Challenge Description

The rapid development of Augmented Reality (AR) and Virtual Reality (VR) technology has led to high demand on precise finger movement-based controllers for gaming and other applications. Immersive Holoscopic 3D imaging technology has been explored a lot recently and some small size sensors are now available. It can produce a 2D image with 3D information in it from lens array inside. This challenge will provide the opportunity to the research community to design finger micro-gesture recognition system using their own 3D image processing, feature extraction and classification methods, on a new built Holoscopic 3D micro-finger gesture dataset.

The dataset contains image sequences of different conventional finger micro-gestures (i.e. Button, Dial, and Slider) from 40 sujects.

The two sub-challenges will be

• Holoscopic 3D image based micro-gesture recognition (~6.6G data).

• Holoscopic 3D video based micro-gesture recognition (~40G data).

Participants will be allowed to apply their own 3D image pre-processing, feature extraction and classification methods in both sub-challenges. Baseline result will be given there soon.

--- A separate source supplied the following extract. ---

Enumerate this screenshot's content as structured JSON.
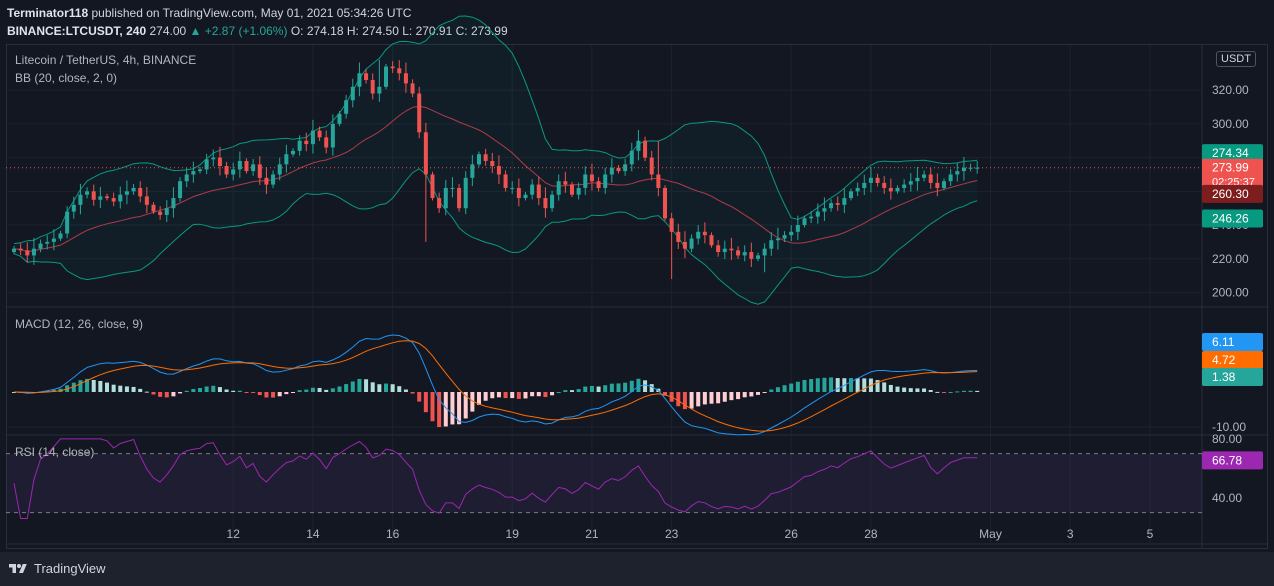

The dataset was split into three sets for this challenge: training (20 subjects), validation (10 subjects) and testing (10 subjects). Participants are free to use either one or both data. The labels of the testing set will not be disclosed to the participants. For both sub-challenges, participants will need to adhere to the partition of training, validation and testing sets. In their papers, they may report on results obtained on the training and validation sets, but only the results on the testing set will be taken into account for the overall challenge results.

The dataset will be provided to participants after registrations. The participants are expected to register as a team to receive the dataset from us. The link will be sent to the participants after they have registered and signed the user agreement.

The participants can use and define their own 3D image processing, feature extraction, and classification on the training and development partitions. Finally, the testing partition will be provided without labels and the participants will be allowed a maximum of 5 submission attempts. The submission results on the testing set will be provided by email. After the challenge results submission deadline, the participants will be required to submit a workshop paper to describe their methods.

Only the results with an accepted workshop paper will be considered for the winner. The top 2 teams will be required to provide their code (it doesn’t have to be the source code) for further confirmation of their results. The best team will be awarded a winner certificate.